This article describes a protocol for differentiating human embryonic stem cells into neural progenitor cells using specific inhibitors and growth factors. The process involves maintaining cells in an undifferentiated state before inducing neural differentiation.

Key Study Components

Area of Science

Neuroscience
Stem Cell Biology
Cell Differentiation

Background

Human embryonic stem cells can differentiate into various cell types.
Maintaining an undifferentiated state is crucial for successful differentiation.
Specific inhibitors can block pathways that lead to unwanted differentiation.
Neural progenitor cells are essential for studying neurodevelopment.

Purpose of Study

To establish a reliable method for generating neural progenitor cells from human embryonic stem cells.
To investigate the effects of Rho-kinase inhibitors and ALK receptor inhibitors on cell fate.
To provide a detailed protocol for researchers in the field.

Methods Used

Coating multi-well plates with a basement membrane matrix.
Seeding human embryonic stem cells in growth medium with Rho-kinase inhibitor.
Replacing growth medium with neural induction medium containing specific inhibitors.
Monitoring cell differentiation and confluence over a week.

Main Results

Successful maintenance of stem cells in an undifferentiated state.
Effective differentiation into ectodermal precursors and neural progenitor cells.
Demonstrated the role of inhibitors in blocking unwanted differentiation pathways.
Established a reproducible protocol for neural progenitor cell generation.

Conclusions

The method provides a robust approach for generating neural progenitor cells.
Inhibitors play a critical role in directing stem cell fate.
This protocol can be utilized for further research in neurodevelopment.

Frequently Asked Questions

What are the key inhibitors used in this protocol?

The protocol utilizes a Rho-kinase inhibitor, dorsomorphin, and SB431542 to guide differentiation.

How long does the differentiation process take?

The differentiation process is monitored over a week, with confluence typically reached by day seven.

What is the significance of maintaining an undifferentiated state?

Maintaining an undifferentiated state is crucial for ensuring the stem cells can be effectively differentiated into desired cell types.

Can this method be applied to other types of stem cells?

While this protocol is specific to human embryonic stem cells, similar methods may be adapted for other stem cell types.

What applications do neural progenitor cells have?

Neural progenitor cells are important for studying neurodevelopment, disease modeling, and potential therapeutic applications.

Is this protocol suitable for high-throughput screening?

Yes, the use of multi-well plates makes this protocol suitable for high-throughput applications.

Begin with a multi-well plate coated with a basement membrane matrix that includes extracellular polymers and adhesion proteins.

Seed the wells with a single-cell suspension of human embryonic stem cells in a growth medium containing a Rho-kinase inhibitor.
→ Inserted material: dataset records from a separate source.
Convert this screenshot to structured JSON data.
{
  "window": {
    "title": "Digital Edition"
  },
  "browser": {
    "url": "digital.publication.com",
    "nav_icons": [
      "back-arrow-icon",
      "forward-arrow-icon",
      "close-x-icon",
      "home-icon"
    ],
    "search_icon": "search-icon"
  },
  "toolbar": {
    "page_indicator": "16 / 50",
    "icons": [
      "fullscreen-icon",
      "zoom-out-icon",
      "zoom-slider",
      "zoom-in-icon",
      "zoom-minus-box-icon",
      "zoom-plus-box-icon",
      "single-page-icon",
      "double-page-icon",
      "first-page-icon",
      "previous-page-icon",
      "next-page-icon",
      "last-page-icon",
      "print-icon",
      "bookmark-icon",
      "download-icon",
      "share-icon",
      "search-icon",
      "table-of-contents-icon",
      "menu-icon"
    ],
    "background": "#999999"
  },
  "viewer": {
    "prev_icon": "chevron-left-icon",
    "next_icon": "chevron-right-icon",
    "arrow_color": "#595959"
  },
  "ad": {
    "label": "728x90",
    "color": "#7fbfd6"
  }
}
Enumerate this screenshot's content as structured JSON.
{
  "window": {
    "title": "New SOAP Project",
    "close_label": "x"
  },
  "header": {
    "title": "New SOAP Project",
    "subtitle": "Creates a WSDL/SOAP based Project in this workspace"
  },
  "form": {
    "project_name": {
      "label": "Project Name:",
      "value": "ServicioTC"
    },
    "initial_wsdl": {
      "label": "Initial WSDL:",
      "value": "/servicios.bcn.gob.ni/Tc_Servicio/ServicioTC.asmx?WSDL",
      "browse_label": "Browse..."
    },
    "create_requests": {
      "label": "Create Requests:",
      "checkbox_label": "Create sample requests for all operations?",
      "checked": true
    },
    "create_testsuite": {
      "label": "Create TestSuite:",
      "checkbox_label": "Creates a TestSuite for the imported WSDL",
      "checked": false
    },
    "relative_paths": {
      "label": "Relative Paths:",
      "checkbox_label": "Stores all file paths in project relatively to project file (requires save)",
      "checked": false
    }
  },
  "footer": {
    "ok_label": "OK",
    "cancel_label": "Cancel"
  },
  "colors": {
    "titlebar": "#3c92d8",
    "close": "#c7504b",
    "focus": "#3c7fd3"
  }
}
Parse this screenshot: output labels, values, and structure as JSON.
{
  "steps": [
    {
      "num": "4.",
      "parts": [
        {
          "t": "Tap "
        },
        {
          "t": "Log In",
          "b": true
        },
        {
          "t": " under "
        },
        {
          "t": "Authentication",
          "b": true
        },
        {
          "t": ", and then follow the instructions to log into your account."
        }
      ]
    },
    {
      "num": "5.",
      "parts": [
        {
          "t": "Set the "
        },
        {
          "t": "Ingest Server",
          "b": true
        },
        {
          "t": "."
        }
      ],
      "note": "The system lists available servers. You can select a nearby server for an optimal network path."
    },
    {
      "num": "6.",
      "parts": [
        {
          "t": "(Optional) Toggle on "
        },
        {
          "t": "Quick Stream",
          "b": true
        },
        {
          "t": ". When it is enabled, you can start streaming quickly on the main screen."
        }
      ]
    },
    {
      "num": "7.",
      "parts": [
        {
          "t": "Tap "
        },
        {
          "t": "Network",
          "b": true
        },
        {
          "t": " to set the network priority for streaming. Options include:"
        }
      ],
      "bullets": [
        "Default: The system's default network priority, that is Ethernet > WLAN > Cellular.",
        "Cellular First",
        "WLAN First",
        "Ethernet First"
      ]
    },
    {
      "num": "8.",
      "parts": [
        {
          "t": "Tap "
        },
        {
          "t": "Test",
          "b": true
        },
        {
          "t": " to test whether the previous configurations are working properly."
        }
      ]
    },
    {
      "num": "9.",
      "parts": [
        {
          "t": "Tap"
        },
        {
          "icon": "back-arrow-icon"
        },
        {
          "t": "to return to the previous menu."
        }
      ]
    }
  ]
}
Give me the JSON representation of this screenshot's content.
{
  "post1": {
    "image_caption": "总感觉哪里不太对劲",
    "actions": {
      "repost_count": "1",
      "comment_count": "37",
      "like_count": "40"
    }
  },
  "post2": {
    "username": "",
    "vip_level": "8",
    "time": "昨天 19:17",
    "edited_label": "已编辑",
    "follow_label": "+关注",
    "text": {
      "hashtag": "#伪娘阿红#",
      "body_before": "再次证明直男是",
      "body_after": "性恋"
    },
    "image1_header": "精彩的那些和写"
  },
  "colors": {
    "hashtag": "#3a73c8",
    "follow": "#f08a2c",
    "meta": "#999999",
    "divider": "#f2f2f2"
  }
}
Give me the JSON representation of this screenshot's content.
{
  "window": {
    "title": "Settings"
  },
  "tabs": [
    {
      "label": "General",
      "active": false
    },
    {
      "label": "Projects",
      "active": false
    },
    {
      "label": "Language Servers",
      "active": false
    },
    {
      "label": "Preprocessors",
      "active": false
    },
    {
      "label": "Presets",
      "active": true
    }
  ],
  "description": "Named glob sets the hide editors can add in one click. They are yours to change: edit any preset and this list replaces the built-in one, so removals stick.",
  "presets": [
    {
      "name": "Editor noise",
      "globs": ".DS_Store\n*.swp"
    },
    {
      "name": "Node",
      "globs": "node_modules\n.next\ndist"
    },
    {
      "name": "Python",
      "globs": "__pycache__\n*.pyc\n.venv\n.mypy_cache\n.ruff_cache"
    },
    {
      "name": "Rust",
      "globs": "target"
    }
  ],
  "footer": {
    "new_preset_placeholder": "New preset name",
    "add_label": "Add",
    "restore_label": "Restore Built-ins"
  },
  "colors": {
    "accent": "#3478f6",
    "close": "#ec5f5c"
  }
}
Incubate to allow stem cell attachment to the matrix.

Cells absorb the inhibitor, which blocks the Rho-kinase enzymes and prevents apoptotic cell death.

This promotes the cells' survival and maintains them in an undifferentiated state.

Replace the growth medium with a neural induction medium rich in growth factors and containing inhibitors that target specific ALK receptors.

These inhibitors interact with their receptors and block the BMP and TGF-β signaling pathways, preventing the cell differentiation into endodermal or mesodermal precursors.

This leads to selective differentiation of stem cells into ectodermal precursors.

These ectodermal precursors utilize nutrients and growth factors from the medium to multiply and later differentiate into neural progenitor cells.

Plate the cells on a basement membrane matrix coated 6-well plate at a density of 2 x 10⁵ cells per well in 2 milliliters of mTeSR1 with 10 micromolar ROCK inhibitor. After 24 hours, replace the culture medium with neural induction medium supplemented with 1 micromolar dorsomorphin and 5 micromolar SB431542. Change the medium every other day during the first four days of neural induction, then every day, until confluence is reached at day seven.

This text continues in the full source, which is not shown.